Check deductions that are often missed
Deductions are a key way to reduce your tax burden. Here is a quick list of deductions people often overlook:
- Union fees
- Professional memberships
- Tax agent fees from the previous year
- Income protection insurance held outside super
- Work-related phone and internet use
- Self-education linked to current employment
- Donations to deductible gift recipients
- Professional subscriptions
- Home office equipment depreciation
- Bank fees on investment accounts
- Investment advice related to existing income-producing investments
Check if any may apply to you. These aren’t automatic claims, but it’s worth reviewing whether you can deduct them from your overall tax bill.
Be careful with deductions the ATO may scrutinise
The following deduction categories attract closer attention from the ATO:
- Working from home expenses
- Car expenses
- Laundry and clothing
- Self-education
- Travel
- Meals
- Phone and internet
- Side hustle expenses
- Rental property claims
The safest approach is to claim only the work-related portion and keep clear evidence of your calculations.
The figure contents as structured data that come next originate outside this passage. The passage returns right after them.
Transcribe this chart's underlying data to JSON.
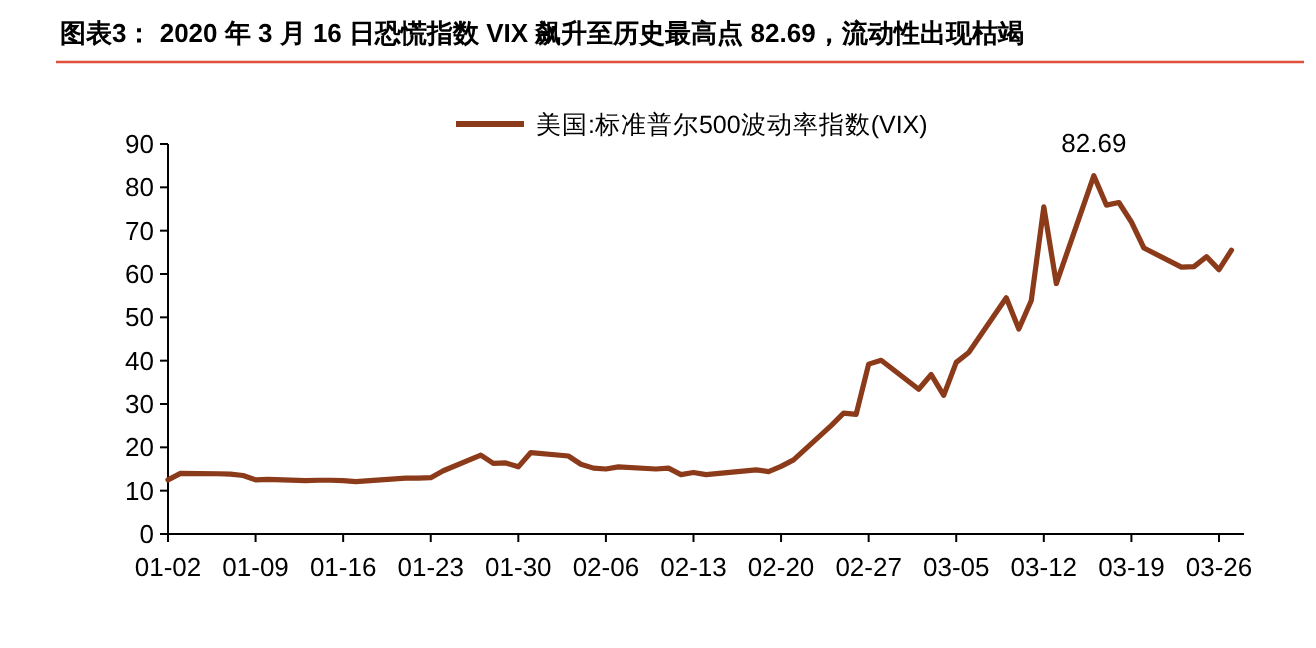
{
  "chart_data": {
    "type": "line",
    "title": "图表3：  2020 年 3 月 16 日恐慌指数 VIX 飙升至历史最高点 82.69，流动性出现枯竭",
    "x": [
      "2020-01-02",
      "2020-01-03",
      "2020-01-06",
      "2020-01-07",
      "2020-01-08",
      "2020-01-09",
      "2020-01-10",
      "2020-01-13",
      "2020-01-14",
      "2020-01-15",
      "2020-01-16",
      "2020-01-17",
      "2020-01-21",
      "2020-01-22",
      "2020-01-23",
      "2020-01-24",
      "2020-01-27",
      "2020-01-28",
      "2020-01-29",
      "2020-01-30",
      "2020-01-31",
      "2020-02-03",
      "2020-02-04",
      "2020-02-05",
      "2020-02-06",
      "2020-02-07",
      "2020-02-10",
      "2020-02-11",
      "2020-02-12",
      "2020-02-13",
      "2020-02-14",
      "2020-02-18",
      "2020-02-19",
      "2020-02-20",
      "2020-02-21",
      "2020-02-24",
      "2020-02-25",
      "2020-02-26",
      "2020-02-27",
      "2020-02-28",
      "2020-03-02",
      "2020-03-03",
      "2020-03-04",
      "2020-03-05",
      "2020-03-06",
      "2020-03-09",
      "2020-03-10",
      "2020-03-11",
      "2020-03-12",
      "2020-03-13",
      "2020-03-16",
      "2020-03-17",
      "2020-03-18",
      "2020-03-19",
      "2020-03-20",
      "2020-03-23",
      "2020-03-24",
      "2020-03-25",
      "2020-03-26",
      "2020-03-27"
    ],
    "series": [
      {
        "name": "美国:标准普尔500波动率指数(VIX)",
        "color": "#8b3a1a",
        "values": [
          12.5,
          14.0,
          13.9,
          13.8,
          13.5,
          12.5,
          12.6,
          12.3,
          12.4,
          12.4,
          12.3,
          12.1,
          12.9,
          12.9,
          13.0,
          14.6,
          18.2,
          16.3,
          16.4,
          15.5,
          18.8,
          18.0,
          16.1,
          15.2,
          15.0,
          15.5,
          15.0,
          15.2,
          13.7,
          14.2,
          13.7,
          14.8,
          14.4,
          15.6,
          17.1,
          25.0,
          27.9,
          27.6,
          39.2,
          40.1,
          33.4,
          36.8,
          32.0,
          39.6,
          41.9,
          54.5,
          47.3,
          53.9,
          75.5,
          57.8,
          82.69,
          75.9,
          76.5,
          72.0,
          66.0,
          61.6,
          61.7,
          64.0,
          61.0,
          65.5
        ]
      }
    ],
    "xlim": [
      "2020-01-02",
      "2020-03-28"
    ],
    "xticks": [
      {
        "value": "2020-01-02",
        "label": "01-02"
      },
      {
        "value": "2020-01-09",
        "label": "01-09"
      },
      {
        "value": "2020-01-16",
        "label": "01-16"
      },
      {
        "value": "2020-01-23",
        "label": "01-23"
      },
      {
        "value": "2020-01-30",
        "label": "01-30"
      },
      {
        "value": "2020-02-06",
        "label": "02-06"
      },
      {
        "value": "2020-02-13",
        "label": "02-13"
      },
      {
        "value": "2020-02-20",
        "label": "02-20"
      },
      {
        "value": "2020-02-27",
        "label": "02-27"
      },
      {
        "value": "2020-03-05",
        "label": "03-05"
      },
      {
        "value": "2020-03-12",
        "label": "03-12"
      },
      {
        "value": "2020-03-19",
        "label": "03-19"
      },
      {
        "value": "2020-03-26",
        "label": "03-26"
      }
    ],
    "ylim": [
      0,
      90
    ],
    "yticks": [
      0,
      10,
      20,
      30,
      40,
      50,
      60,
      70,
      80,
      90
    ],
    "legend": "top",
    "annotations": [
      {
        "text": "82.69",
        "x": "2020-03-16",
        "y": 82.69
      }
    ]
  }
}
What about the proposed $1,000 instant tax deduction?
The proposed $1,000 instant tax deduction aims to simplify the process of claiming work-related deductions. However, it has not yet been enacted into law; it’s slated to take effect in the 2026–27 tax year.
Until that happens, taxpayers still need to use the normal substantiation and deduction rules.
EOFY tax refund checklist
- Wait for income statements to be marked tax-ready.
- Check bank interest, dividends and investment income.
- Gather receipts for work-related expenses.
- Confirm working from home hours.
- Check car kilometres or logbook records.
- Review phone and internet use.
- Check super contributions and notice of intent paperwork.
- Review private health insurance details.
- Check tax agent fees from the previous year.
- Review donations to deductible gift recipients.
- Keep records for at least the required period.
- Speak to a registered tax agent if unsure.
Should you use a tax agent?
While some tax returns are simple, you might benefit from hiring a tax agent if:
- You have multiple income sources.
- You work from home regularly.
- You use your car for work purposes.
- You have a side hustle or freelance income.
- You have made personal super contributions.
- You have investment, rental, or crypto income.
- You are unsure about the required record-keeping.
- You want to reduce the risk of overclaiming.
A tax agent can help you apply current rules correctly and make sure that every deduction you claim is truly eligible.
Lawpath can help you stay compliant with the latest laws while maximising eligible tax refund strategies. Reach out today!
FAQs
How can I maximise my tax refund in Australia?
You can make sure you get the most out of your tax refund by declaring all income, claiming every eligible deduction and offset, using the current rates, and keeping records that support each claim. The goal is to legally reduce taxable income, not to guess or inflate expenses.
What is the working from home rate for 2025–26?
The fixed rate method is 70 cents per hour worked from home.
What is the cents-per-kilometre rate for 2025–26?
The cents-per-kilometre rate is 88 cents per kilometre, up to 5,000 business kilometres per car.
Does a tax deduction increase my refund by the full amount?
No. A deduction reduces taxable income, so the benefit depends on your tax rate and overall return position.
Can I claim personal super contributions?
Usually, yes. You need to make sure the contribution is eligible, that you stay within the concessional cap, that your fund provides a valid notice of intent, that the fund acknowledges it, and that you claim it correctly in your return.
Can I claim the proposed $1,000 instant tax deduction?
Not at the time of writing this article, and the legislation hasn’t yet passed. Until then, normal deduction rules still apply.
What records do I need for my tax return?
Keep income records, receipts, logs or diaries for work-related use, super paperwork, and any documents that show how you calculated apportionment or business use.